1996 Oldsmobile Eighty-Eight Review
Pros & Cons - Not Available
Edmunds' Expert Review
The Oldsmobile Eighty-Eight is one of the best full-size family cars you can buy. It sports contemporary styling, an ergonomically correct interior, and a powerful V6 engine driving the front wheels. There is room inside for six adults, and the Eight-Eight has proven to be reliable. Oldsmobile's value-pricing strategy has paid off with the Eighty-Eight; it comes well equipped right out of the box, with few options available. So why aren't these cars selling as well as, say, the Ford Crown Victoria?
We think it must be the uncomfortable seats, because the seats are really this big Olds' only apparent flaw. The rest of the car is admittedly designed to appeal to middle Americans who just want to get from Point A to Point B in relative safety and comfort, but with these mushy, unsupportive seats, the Eighty-Eight doesn't fulfill the comfort portion of the equation.

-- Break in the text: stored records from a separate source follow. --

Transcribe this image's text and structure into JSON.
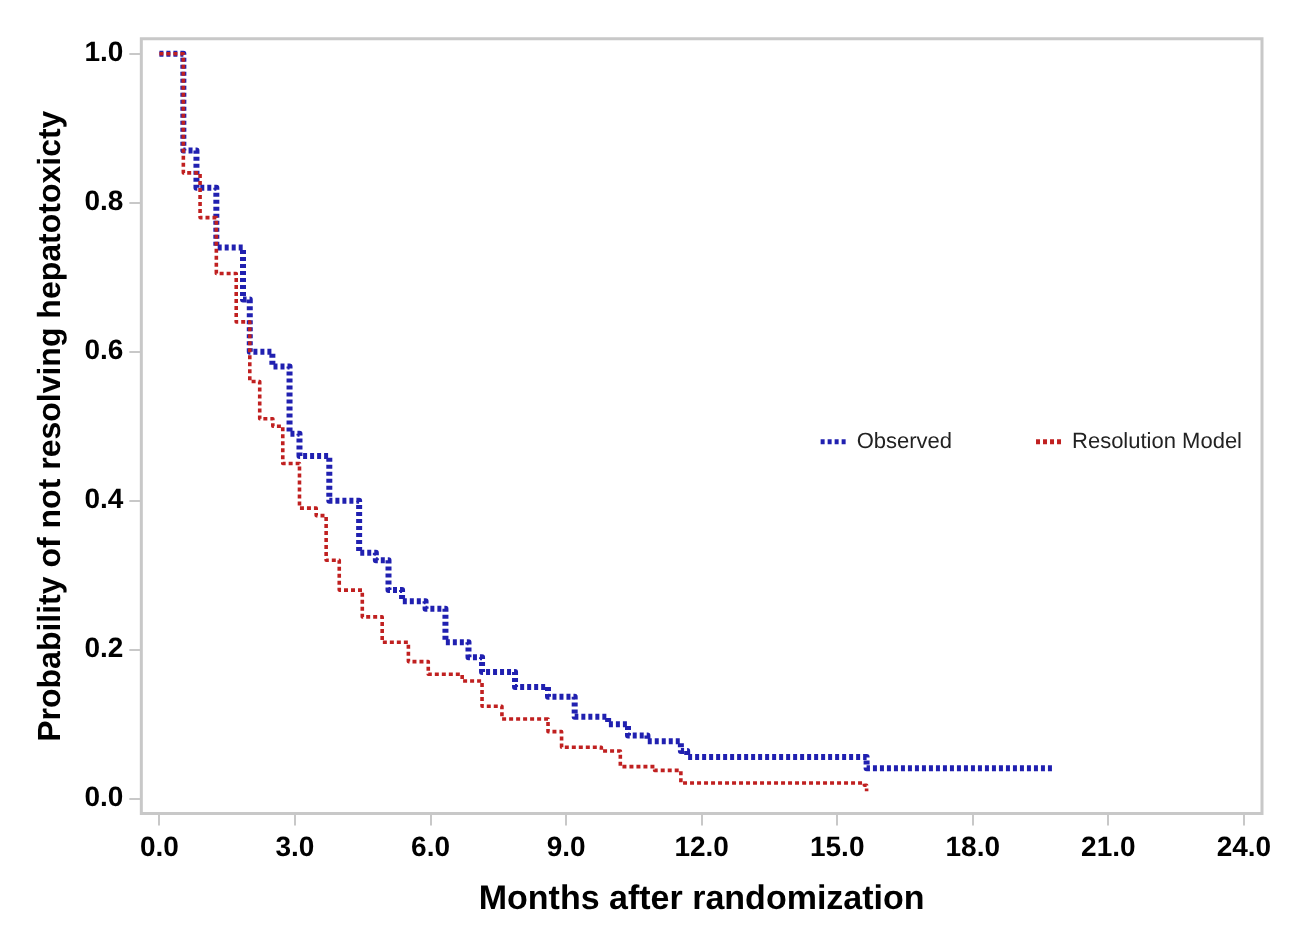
{
  "chart_data": {
    "type": "step",
    "xlabel": "Months after randomization",
    "ylabel": "Probability of not resolving hepatotoxicty",
    "xlim": [
      -0.4,
      24.4
    ],
    "ylim": [
      -0.02,
      1.02
    ],
    "xticks": [
      {
        "value": 0,
        "label": "0.0"
      },
      {
        "value": 3,
        "label": "3.0"
      },
      {
        "value": 6,
        "label": "6.0"
      },
      {
        "value": 9,
        "label": "9.0"
      },
      {
        "value": 12,
        "label": "12.0"
      },
      {
        "value": 15,
        "label": "15.0"
      },
      {
        "value": 18,
        "label": "18.0"
      },
      {
        "value": 21,
        "label": "21.0"
      },
      {
        "value": 24,
        "label": "24.0"
      }
    ],
    "yticks": [
      {
        "value": 0,
        "label": "0.0"
      },
      {
        "value": 0.2,
        "label": "0.2"
      },
      {
        "value": 0.4,
        "label": "0.4"
      },
      {
        "value": 0.6,
        "label": "0.6"
      },
      {
        "value": 0.8,
        "label": "0.8"
      },
      {
        "value": 1,
        "label": "1.0"
      }
    ],
    "grid": false,
    "legend": "right",
    "marker": "none",
    "line_style": "dotted",
    "series": [
      {
        "name": "Observed",
        "color": "#2020b0",
        "x": [
          0,
          0.53,
          0.82,
          1.26,
          1.85,
          2.0,
          2.5,
          2.88,
          3.1,
          3.54,
          3.76,
          3.98,
          4.42,
          4.79,
          5.07,
          5.37,
          5.89,
          6.33,
          6.84,
          7.14,
          7.87,
          8.6,
          9.19,
          9.93,
          10.37,
          10.8,
          11.54,
          11.68,
          15.5,
          15.65,
          19.8
        ],
        "values": [
          1.0,
          0.87,
          0.82,
          0.74,
          0.67,
          0.6,
          0.58,
          0.49,
          0.46,
          0.46,
          0.4,
          0.4,
          0.33,
          0.32,
          0.28,
          0.265,
          0.255,
          0.21,
          0.19,
          0.17,
          0.15,
          0.137,
          0.11,
          0.1,
          0.085,
          0.077,
          0.064,
          0.056,
          0.056,
          0.041,
          0.041
        ]
      },
      {
        "name": "Resolution Model",
        "color": "#c02020",
        "x": [
          0,
          0.53,
          0.9,
          1.26,
          1.7,
          2.0,
          2.22,
          2.51,
          2.73,
          3.1,
          3.47,
          3.69,
          3.98,
          4.49,
          4.93,
          5.51,
          5.95,
          6.7,
          7.14,
          7.58,
          8.6,
          8.9,
          9.78,
          10.2,
          10.96,
          11.54,
          15.6,
          15.65
        ],
        "values": [
          1.0,
          0.84,
          0.78,
          0.705,
          0.64,
          0.56,
          0.51,
          0.5,
          0.45,
          0.39,
          0.38,
          0.32,
          0.28,
          0.244,
          0.21,
          0.184,
          0.167,
          0.158,
          0.124,
          0.107,
          0.09,
          0.069,
          0.064,
          0.043,
          0.038,
          0.021,
          0.018,
          0.01
        ]
      }
    ]
  }
}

This year, Oldsmobile has restyled the front fascia, grille, fenders and headlights of the Eighty-Eight to "align this mainstream sedan more consistently with themes initiated in the Aurora," according to the 1996 press kit. Rear moldings, taillights and fascia have been tweaked as well. New wheel covers and alloy wheels top off the fresh, but dull styling exercise. True, the new look is sleek, but last year's car was more distinctive. Gone is the Royale nomenclature, leaving the Eight-Eight and the Eighty-Eight LS. The LSS becomes a stand-alone model for 1996.
Also new are programmable door locks, standard Twilight Sentinel and daytime running lights. The remote keyless accessory control package features a new panic button on the fob, which creates a symphony of honking horns and flashing lights for two minutes after the button is depressed. Perfect for creepy underground garages.
Sadly, new seats are not part of the improvement list for the Eighty-Eight this year. That's too bad. We think the Olds is certainly one of the better values available, but it's awfully difficult to sell a car to consumers who place comfort as a top priority if the car isn't comfortable.